令和5年(2023)6月12日、台東区立書道博物館と東京国立博物館は、毎日書道会より第36回毎日書道顕彰特別賞を受賞し、7月23日の表彰式において両館に賞状が授与されました。


表彰式の様子
左から富田淳(東京国立博物館副館長)、藤原誠(東京国立博物館長)、山中翠谷氏(毎日書道会総務、独立書人団常務理事)、丸山昌宏氏(毎日書道会理事長)、服部征夫氏(台東区長)、荒井伸子氏(台東区立書道博物館長)、鍋島稲子氏(台東区立書道博物館主任研究員)、金子大蔵氏(毎日書道展審査会員、創玄書道会評議員

毎日書道顕彰は、昭和63年(1988)に創設され、書道に関する芸術・学術・教育の振興に著しく貢献した個人、およびグループを一般財団法人 毎日書道会が顕彰するもので、平成12年(2000)より「毎日書道顕彰特別賞」も加えられました。

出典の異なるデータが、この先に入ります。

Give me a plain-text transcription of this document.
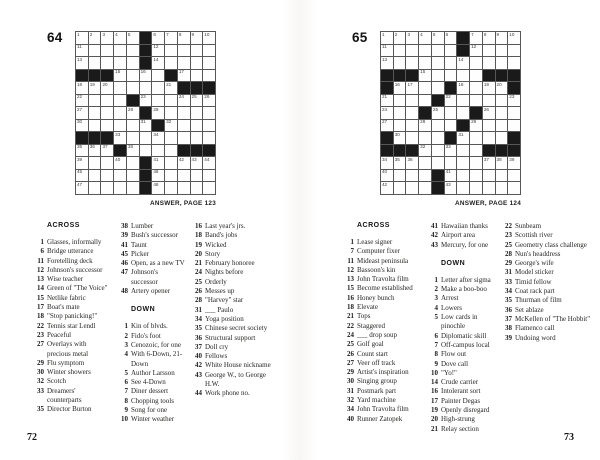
64	1 2 3 4 5	6 7 8 9 10
11	12
13	14
15	16	17
18 19 20	21
22	23	24 25 26
27	28	29
30	31	32
33	34
35 36 37	38
39	40	41	42 43 44
45	46
47	48
ANSWER, PAGE 123
ACROSS
1 Glasses, informally
6 Bridge utterance
11 Foretelling deck
12 Johnson's successor
13 Wise teacher
14 Green of "The Voice"
15 Netlike fabric
17 Boat's mate
18 "Stop panicking!"
22 Tennis star Lendl
23 Peaceful
27 Overlays with precious metal
29 Flu symptom
30 Winter showers
32 Scotch
33 Dreamers' counterparts
35 Director Burton
38 Lumber
39 Bush's successor
41 Taunt
45 Picker
46 Open, as a new TV
47 Johnson's successor
48 Artery opener
DOWN
1 Kin of blvds.
2 Fido's foot
3 Cenozoic, for one
4 With 6-Down, 21-Down
5 Author Larsson
6 See 4-Down
7 Diner dessert
8 Chopping tools
9 Song for one
10 Winter weather
16 Last year's jrs.
18 Band's jobs
19 Wicked
20 Story
21 February honoree
24 Nights before
25 Orderly
26 Messes up
28 "Harvey" star
31 ___ Paulo
34 Yoga position
35 Chinese secret society
36 Structural support
37 Doll cry
40 Fellows
42 White House nickname
43 George W., to George H.W.
44 Work phone no.
65	1 2 3 4 5 6	7 8 9 10
11	12
13	14
15
16 17	18	19 20
21	22	23
24	25	26
27	28	29
30	31
32	33
34 35 36	37 38 39
40	41
42	43
ANSWER, PAGE 124
ACROSS
1 Lease signer
7 Computer fixer
11 Mideast peninsula
12 Bassoon's kin
13 John Travolta film
15 Become established
16 Honey bunch
18 Elevate
21 Tops
22 Staggered
24 ___ drop soup
25 Golf goal
26 Count start
27 Veer off track
29 Artist's inspiration
30 Singing group
31 Postmark part
32 Yard machine
34 John Travolta film
40 Runner Zatopek
41 Hawaiian thanks
42 Airport area
43 Mercury, for one
DOWN
1 Letter after sigma
2 Make a boo-boo
3 Arrest
4 Lowers
5 Low cards in pinochle
6 Diplomatic skill
7 Off-campus local
8 Flow out
9 Dove call
10 "Yo!"
14 Crude carrier
16 Intolerant sort
17 Painter Degas
19 Openly disregard
20 High-strung
21 Relay section
22 Sunbeam
23 Scottish river
25 Geometry class challenge
28 Nun's headdress
29 George's wife
31 Model sticker
33 Timid fellow
34 Coat rack part
35 Thurman of film
36 Set ablaze
37 McKellen of "The Hobbit"
38 Flamenco call
39 Undoing word
72	73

台東区立書道博物館と当館は、徒歩15分で往来できる近距離にあります。両館の収蔵する中国書画は、収集の時期や内容など共通する部分も少なくありません。これらの利便性や共通点を活かして、平成15年(2003)に開催時期や展示内容を連携させる展覧会を始めました。

今でこそ他館との連携による展覧会は各地で行われていますが、20年前はほとんど実施されていませんでした。書道博物館と当館の連携企画は、その先駆けといえるでしょう。単館では不可能な企画も、複数館なら実現できます。この連携企画は両館を軸にしつつ、連携館を増やして開催することもありました。区立と国立、時には私立を加えた異なる組織が一緒に展覧会を行うのは容易ではありませんが、各館が実現可能な範囲の仕事を請け負って続けてきました。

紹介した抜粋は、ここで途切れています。